Les états généraux de la justice ont formulé le 20 octobre 2007, des recommandations fortes qui ont été reprises en octobre 2009 sous la forme opérationnelle par le programme de réforme décennale de la justice en République Centrafricaine.

C’est en réponse aux priorités nationales reprises dans le Document de Stratégie de Réduction de la Pauvreté (DSRP) de première et de deuxième génération, que le PNUD a formulé en 2008, le Projet d’Appui au Renforcement de l’Etat de Droit en Centrafrique.

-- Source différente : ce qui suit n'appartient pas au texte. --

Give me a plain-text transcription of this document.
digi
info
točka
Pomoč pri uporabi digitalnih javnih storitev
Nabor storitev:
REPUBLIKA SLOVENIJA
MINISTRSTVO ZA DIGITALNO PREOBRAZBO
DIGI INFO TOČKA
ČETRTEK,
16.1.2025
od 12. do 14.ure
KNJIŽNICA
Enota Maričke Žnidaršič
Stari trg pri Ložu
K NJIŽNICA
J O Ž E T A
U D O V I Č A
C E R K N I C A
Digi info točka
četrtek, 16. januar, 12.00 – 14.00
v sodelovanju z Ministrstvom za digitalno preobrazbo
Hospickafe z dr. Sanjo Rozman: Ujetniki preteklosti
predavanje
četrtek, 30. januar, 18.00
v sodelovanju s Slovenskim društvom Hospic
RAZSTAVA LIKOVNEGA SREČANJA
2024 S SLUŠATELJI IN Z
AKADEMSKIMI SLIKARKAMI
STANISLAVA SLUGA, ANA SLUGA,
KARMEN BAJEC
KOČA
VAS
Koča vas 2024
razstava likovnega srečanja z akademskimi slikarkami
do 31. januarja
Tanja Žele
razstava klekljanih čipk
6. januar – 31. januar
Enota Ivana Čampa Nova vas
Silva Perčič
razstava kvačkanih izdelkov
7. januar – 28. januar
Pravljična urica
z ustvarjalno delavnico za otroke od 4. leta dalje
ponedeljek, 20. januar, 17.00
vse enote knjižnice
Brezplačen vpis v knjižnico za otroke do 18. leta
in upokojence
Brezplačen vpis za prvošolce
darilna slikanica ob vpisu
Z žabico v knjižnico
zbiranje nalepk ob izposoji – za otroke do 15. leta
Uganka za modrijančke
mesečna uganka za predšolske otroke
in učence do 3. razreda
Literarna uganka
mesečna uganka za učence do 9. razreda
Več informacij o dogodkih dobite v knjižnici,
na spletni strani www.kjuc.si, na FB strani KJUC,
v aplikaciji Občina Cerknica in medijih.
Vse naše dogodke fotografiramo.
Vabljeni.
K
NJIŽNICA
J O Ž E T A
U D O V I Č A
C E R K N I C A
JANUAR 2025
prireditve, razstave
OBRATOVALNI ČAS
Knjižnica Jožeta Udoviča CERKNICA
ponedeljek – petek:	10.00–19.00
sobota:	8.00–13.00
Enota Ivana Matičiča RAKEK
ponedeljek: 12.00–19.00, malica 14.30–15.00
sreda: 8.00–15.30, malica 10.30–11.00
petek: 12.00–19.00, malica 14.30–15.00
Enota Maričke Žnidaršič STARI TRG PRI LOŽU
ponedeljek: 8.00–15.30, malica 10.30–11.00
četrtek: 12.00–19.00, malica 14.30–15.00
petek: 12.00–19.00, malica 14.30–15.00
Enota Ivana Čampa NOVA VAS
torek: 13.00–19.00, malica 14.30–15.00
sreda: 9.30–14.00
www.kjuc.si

Au cours de la première phase du projet de 2008 à  2011, les apports du PNUD ont enclenché des initiatives relatives à la justice de proximité. Ainsi, les services de justice ont été rapprochés des justiciables dans les zones d’intervention et le nombre de décisions rendues a augmenté. En dépit de ces efforts, l’accès au droit et à la justice des personnes vulnérables demeure un défi majeur. La justice centrafricaine tarde à être accessible à une couche importante de la population.  Il devient donc impérieux d’intégrer au débat sur la réforme judiciaire, la question des modes traditionnels de règlement des litiges.

C’est ainsi que le Ministère de la Justice et le PNUD ont pensé en 2012 qu’il fallait engager des réflexions stratégiques pouvant permettre de disposer d’éléments pertinents susceptibles de nourrir le grand chantier en cours de la réforme judiciaire.

Il a été convenu que ce travail se fasse sous la forme d’étude ; le choix s’est porté naturellement sur l’accès à la justice parce qu’il reste comme sus-évoqué, un défi majeur pour un très grand nombre de citoyens et particulièrement les personnes vulnérables.

Ces études qui ont pour dénominateur commun l’accès à la justice, avaient entre autres objectifs de fournir des informations claires sur l’incidence du financement sur l’accès à la justice, sur le régime juridique des modes traditionnels de règlement des litiges mineurs, les mécanismes de contrôle, les possibles mécanismes d’arrimage aux juridictions classiques etc.

J’ose croire que ces deux outils fourniront des informations et orientations pertinentes a votre Ministère et au Gouvernement en général et que les recommandations finales seront prises en compte par votre Département et intégrées dans le vaste chantier de la réforme judiciaire dans lequel vous êtes résolument engagés.

Monsieur le Directeur de Cabinet ;

Permettez-moi de présenter  mes vives félicitations aux consultants pour le travail déjà fait, tout en espérant qu’ils sauront intégrer les apports de cet atelier au document final.

Je voudrais aussi remercier les participants venus de diverses entités et de diverses localités de la République pour nourrir ce débat car en plus d’être capital pour le maintien de la cohésion sociale, l’accès à la justice est une question pluridisciplinaire qui demande l’intervention de plusieurs ministères.

Je voudrais également exprimé le souhait que le chantier de la réforme judiciaire qui est placé sous votre autorité, puisse avoir pour priorité l’accès des citoyens à la justice sur toute l’étendue du territoire centrafricain afin que la justice soit et demeure l’ultime recours contre l’arbitraire.

Les Nations Unies en général et le PNUD en particulier, sommes entièrement disposés à vous soutenir pour toute politique ou stratégie visant à faire de la Justice le garant de la paix et de la stabilité et le fondement de la réconciliation nationale en RCA.

Je vous remercie pour votre aimable attention.